Even if you don’t think about mutant ducks and horses all day long, I’ll bet you tie up your brain waves pondering scenarios that probably won’t come true. All of us do it—and it’s probably a healthy exercise if we can keep it in check—but when we’re thinking of stuff like that, what AREN’T we thinking of?

When you’re worrying about ducks and horses [insert your favorite diversion here], chances are you’re NOT thinking about your customers and how to help them make their lives better. Or your business and how to do what you do more effectively. Or how to nurture your kids’ talents. Or what to make for dinner. Or, or, or.

Personally, one of my favorite diversions is what-if-I-had-done-this-differently-way-back-when. I ruminate about how my life might look today if I had just answered that one question differently, or chosen a different major in college, or taken a different job. While I’m sure there’s something to be learned in hindsight, I’m sure I spend way too much time on the what-ifs I can’t recapture rather than the ones I can actually make happen today.

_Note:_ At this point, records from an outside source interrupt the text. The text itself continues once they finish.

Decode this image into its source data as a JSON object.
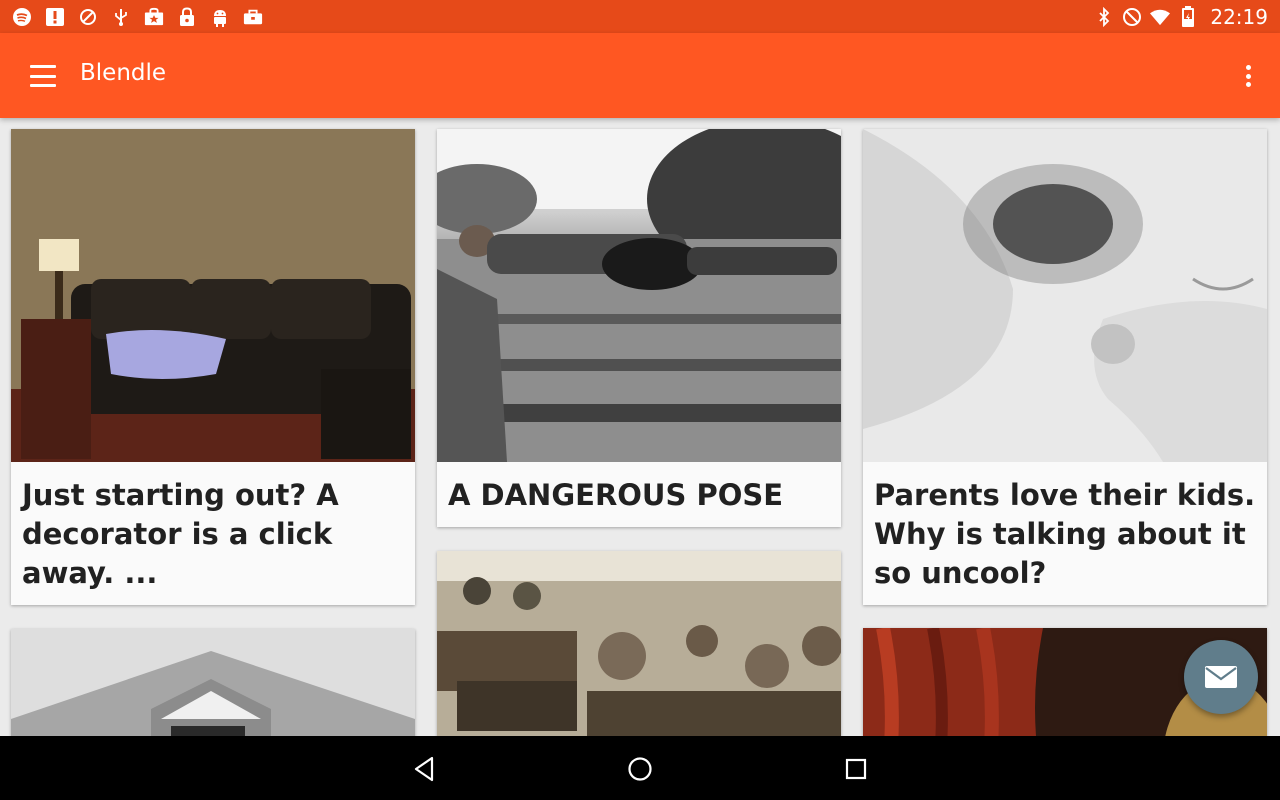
{
  "status_bar": {
    "left_icons": [
      "spotify-icon",
      "alert-icon",
      "blocked-icon",
      "usb-icon",
      "store-icon",
      "lock-icon",
      "android-icon",
      "briefcase-icon"
    ],
    "right_icons": [
      "bluetooth-icon",
      "do-not-disturb-icon",
      "wifi-icon",
      "battery-icon"
    ],
    "time": "22:19"
  },
  "app_bar": {
    "title": "Blendle",
    "color": "#ff5722",
    "status_color": "#e64a19"
  },
  "cards": [
    {
      "title": "Just starting out? A decorator is a click away. ...",
      "image": "living-room-sofa-photo"
    },
    {
      "title": "A DANGEROUS POSE",
      "image": "man-with-guitar-on-railroad-tracks-photo"
    },
    {
      "title": "Parents love their kids. Why is talking about it so uncool?",
      "image": "parent-and-baby-faces-photo"
    },
    {
      "title": "",
      "image": "barn-roof-photo"
    },
    {
      "title": "",
      "image": "vintage-classroom-children-photo"
    },
    {
      "title": "",
      "image": "red-curtain-painting-photo"
    }
  ],
  "fab": {
    "icon": "mail-icon",
    "color": "#607d8b"
  },
  "nav_bar": {
    "buttons": [
      "back-icon",
      "home-icon",
      "recents-icon"
    ]
  }
}
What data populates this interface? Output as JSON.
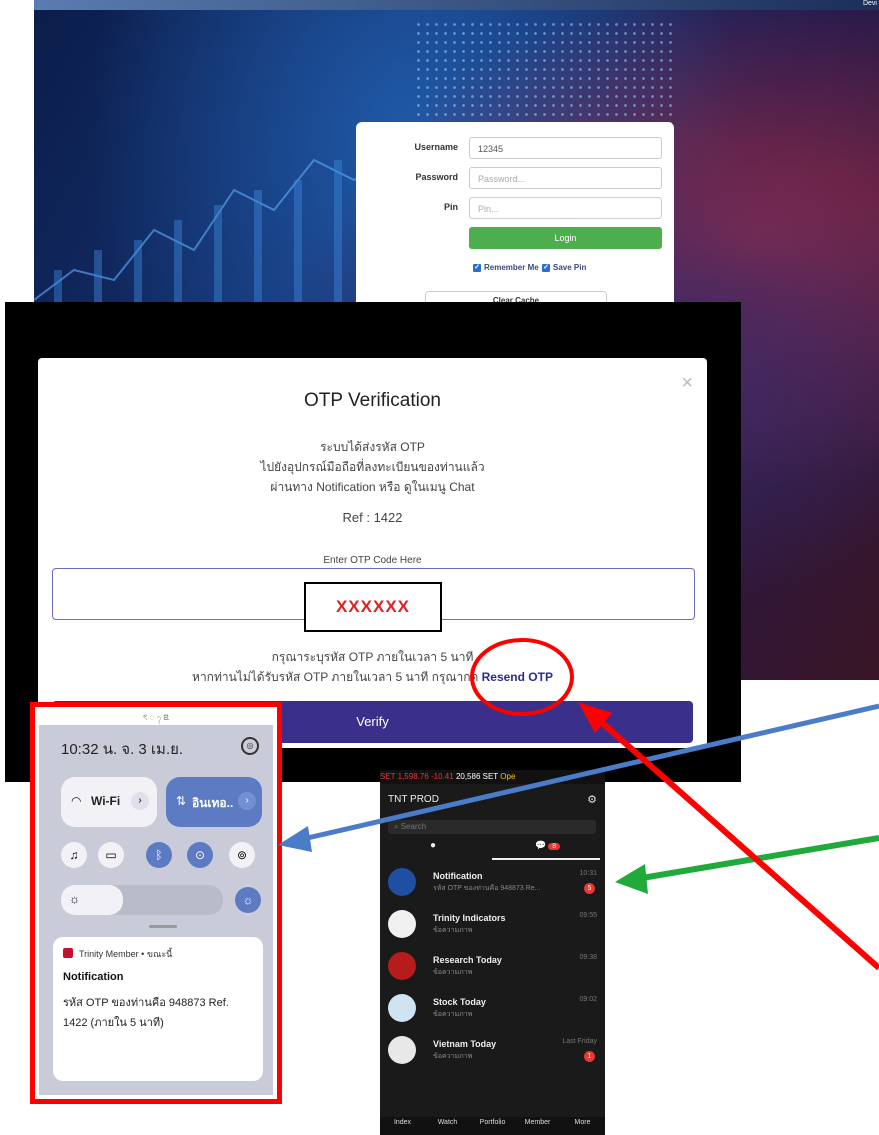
{
  "login": {
    "dev_label": "Devi",
    "username_label": "Username",
    "username_value": "12345",
    "password_label": "Password",
    "password_placeholder": "Password...",
    "pin_label": "Pin",
    "pin_placeholder": "Pin...",
    "login_button": "Login",
    "remember_me": "Remember Me",
    "save_pin": "Save Pin",
    "clear_cache": "Clear Cache"
  },
  "otp": {
    "title": "OTP Verification",
    "line1": "ระบบได้ส่งรหัส OTP",
    "line2": "ไปยังอุปกรณ์มือถือที่ลงทะเบียนของท่านแล้ว",
    "line3": "ผ่านทาง Notification หรือ ดูในเมนู Chat",
    "ref": "Ref :  1422",
    "enter_label": "Enter OTP Code Here",
    "code_value": "XXXXXX",
    "hint1": "กรุณาระบุรหัส OTP ภายในเวลา 5 นาที",
    "hint2_prefix": "หากท่านไม่ได้รับรหัส OTP ภายในเวลา 5 นาที กรุณากด ",
    "resend": "Resend OTP",
    "verify": "Verify",
    "close": "×"
  },
  "android": {
    "status_icons": "ৎ ◌ ၇ ꢃ",
    "time": "10:32 น. จ. 3 เม.ย.",
    "wifi_label": "Wi-Fi",
    "internet_label": "อินเทอ..",
    "notif_app": "Trinity Member • ขณะนี้",
    "notif_title": "Notification",
    "notif_body": "รหัส OTP ของท่านคือ 948873 Ref. 1422 (ภายใน 5 นาที)"
  },
  "phone": {
    "ticker_set": "SET 1,598.76",
    "ticker_change": "-10.41",
    "ticker_volume": "20,586 SET",
    "ticker_status": "Ope",
    "header_title": "TNT PROD",
    "search_placeholder": "Search",
    "chat_badge": "8",
    "messages": [
      {
        "name": "Notification",
        "sub": "รหัส OTP ของท่านคือ 948873 Re...",
        "time": "10:31",
        "badge": "5"
      },
      {
        "name": "Trinity Indicators",
        "sub": "ข้อความภาพ",
        "time": "09:55",
        "badge": ""
      },
      {
        "name": "Research Today",
        "sub": "ข้อความภาพ",
        "time": "09:38",
        "badge": ""
      },
      {
        "name": "Stock Today",
        "sub": "ข้อความภาพ",
        "time": "09:02",
        "badge": ""
      },
      {
        "name": "Vietnam Today",
        "sub": "ข้อความภาพ",
        "time": "Last Friday",
        "badge": "1"
      }
    ],
    "nav": [
      "Index",
      "Watch",
      "Portfolio",
      "Member",
      "More"
    ]
  },
  "colors": {
    "highlight_red": "#ff0000",
    "arrow_blue": "#4a7cc9",
    "arrow_green": "#1faa3a",
    "verify_purple": "#3a2f8a",
    "login_green": "#4cae4c"
  }
}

The next time you find yourself thinking about ducks and horses, use them to propel yourself into productivity.

Jumping through hoops

Yesterday’s post got me thinking about mind games we play with ourselves, particularly when we pretend not to know something. It brought to mind a nightly ritual with my daughter years ago.

Somewhere at around 18 months old, my little bundle of energy joy learned how to climb out of her crib. Unlike most toddlers, however, she was pretty savvy about it. She would wait a requisite amount of time after being tucked into bed before she would quietly steal from her room. Rather than announcing her presence, however, she would pad down the hall and stop just short of the doorway to the family room, lying down to position herself to see but not be seen.

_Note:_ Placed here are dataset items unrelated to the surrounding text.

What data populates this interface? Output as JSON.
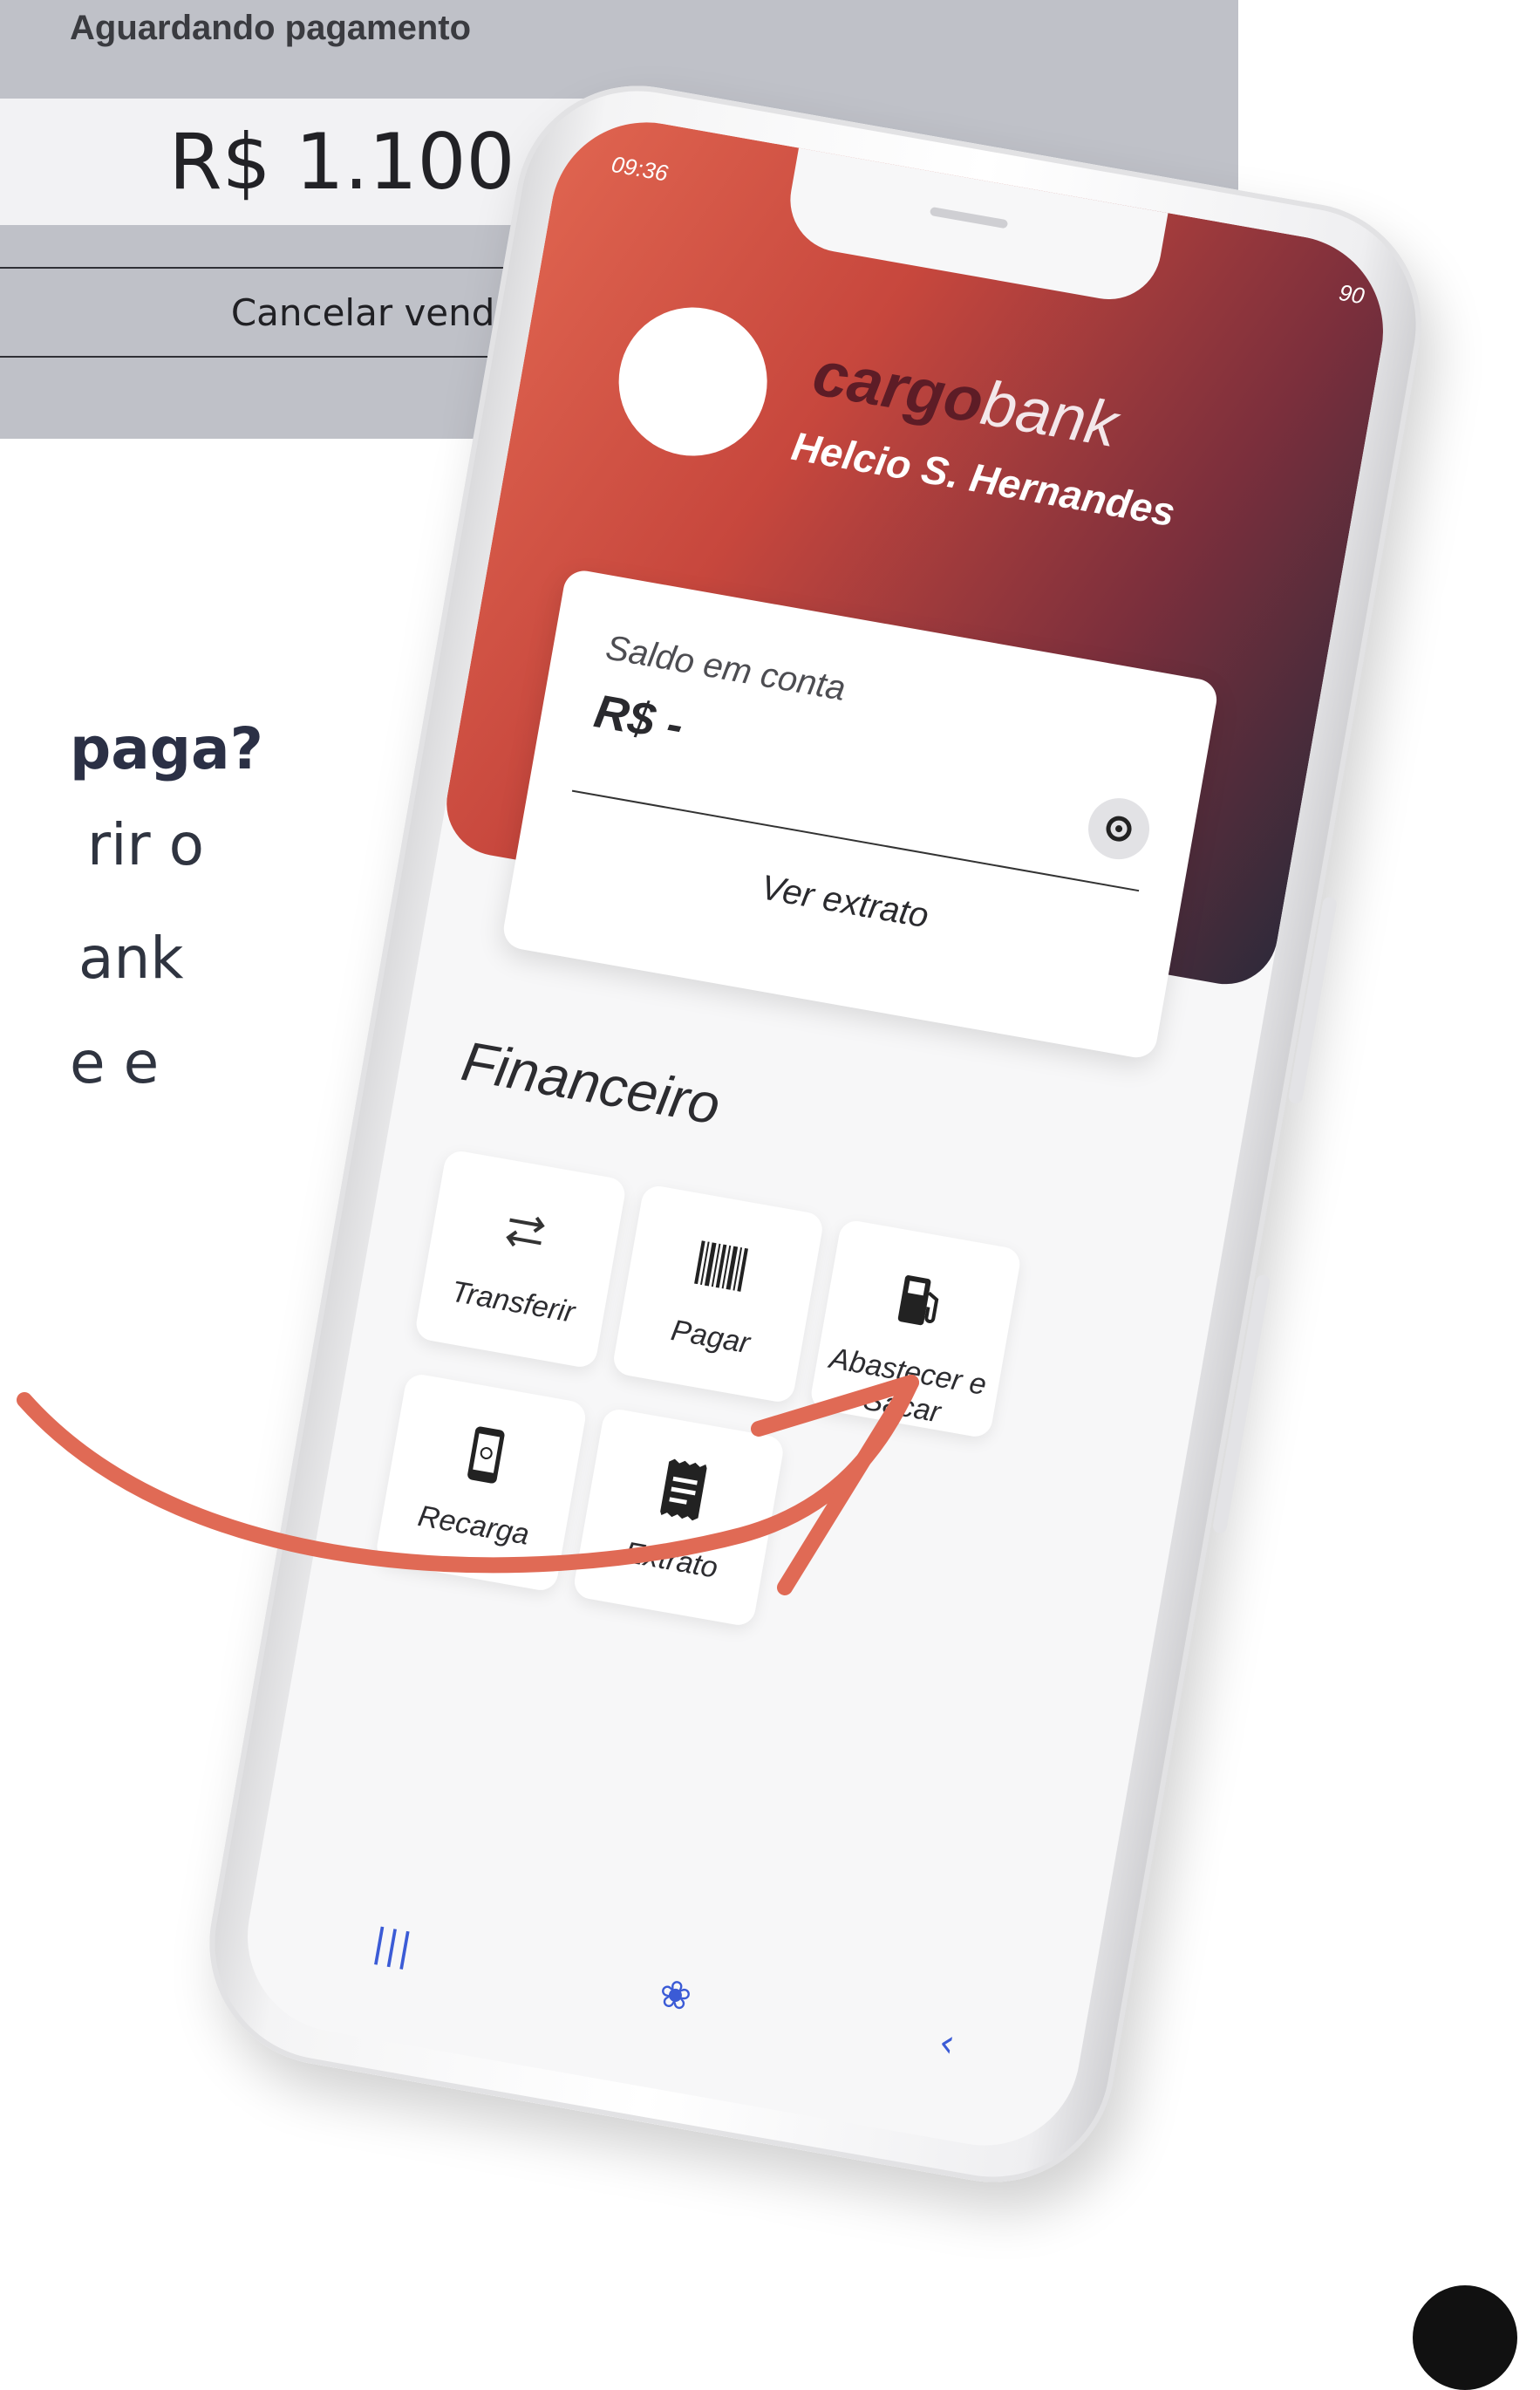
{
  "pos": {
    "status": "Aguardando pagamento",
    "amount": "R$ 1.100,00",
    "cancel_label": "Cancelar venda"
  },
  "left_text": {
    "line1": "paga?",
    "line2": "rir o",
    "line3": "ank",
    "line4": "e e"
  },
  "phone": {
    "status_bar": {
      "time": "09:36",
      "right": "90"
    },
    "brand_bold": "cargo",
    "brand_light": "bank",
    "username": "Helcio S. Hernandes",
    "balance": {
      "label": "Saldo em conta",
      "value": "R$ -",
      "statement_link": "Ver extrato"
    },
    "section_title": "Financeiro",
    "tiles": [
      {
        "label": "Transferir",
        "icon": "transfer-icon"
      },
      {
        "label": "Pagar",
        "icon": "barcode-icon"
      },
      {
        "label": "Abastecer e Sacar",
        "icon": "fuel-pump-icon"
      },
      {
        "label": "Recarga",
        "icon": "phone-recharge-icon"
      },
      {
        "label": "Extrato",
        "icon": "receipt-icon"
      }
    ],
    "nav": {
      "recent": "|||",
      "home": "❀",
      "back": "‹"
    }
  },
  "colors": {
    "accent_red": "#e06550",
    "header_dark": "#2d2a3a",
    "nav_blue": "#3b5bd6",
    "arrow_color": "#e06a55"
  }
}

The first few times I caught her were like a Laurel and Hardy skit. I’d find her and put her back in bed. She’d wait a few minutes and come back out. I’d find her and put her back in bed. She’d wait a few minutes and come back out. Both of us equally stubborn, we sometimes played this game all night.

After weeks of trying to find ways to keep her in bed, I eventually stumbled across an unconventional solution. I gave up. Sort of.

My scheme was this: as long as my little diva sweet pea didn’t know that I had seen her–and I almost always knew she was there–I would let her stay in the hallway. After all, she would fall asleep almost immediately, and wasn’t that what I wanted anyway? However, if she knew that I knew (stay with me here) that she was there, I had to take her back to her room.


It was all a clever mind trick, at least to my way of thinking. She had to see me as a firm parent who followed through. If I saw a problem, I had to solve it. If I didn’t see it, though, I couldn’t be held responsible for solving it. And if she didn’t know I had seen her, that counted as not seeing her.

I’m not recommending this course of action for anyone. It worked for me in this case–my daughter went to sleep at a reasonable hour and in calm fashion (just not in her bed), and I stopped making myself crazy over it–but it seems like pretty convoluted logic. What I find interesting isn’t the solution, but the logic behind it. Assuming I’m fairly normal, human beings will often perform complicated mental gymnastics to justify their actions. We go to great lengths to do what we want to do–and make it work in our heads.

This is an important concept to understand, not just in marketing, but simply in communicating with people. Whatever point you may be trying to drive home, you have to make it work for your audience. Give them a reason to embrace it that allows them to fit it into their world. Make it work for them; don’t make them jump through hoops.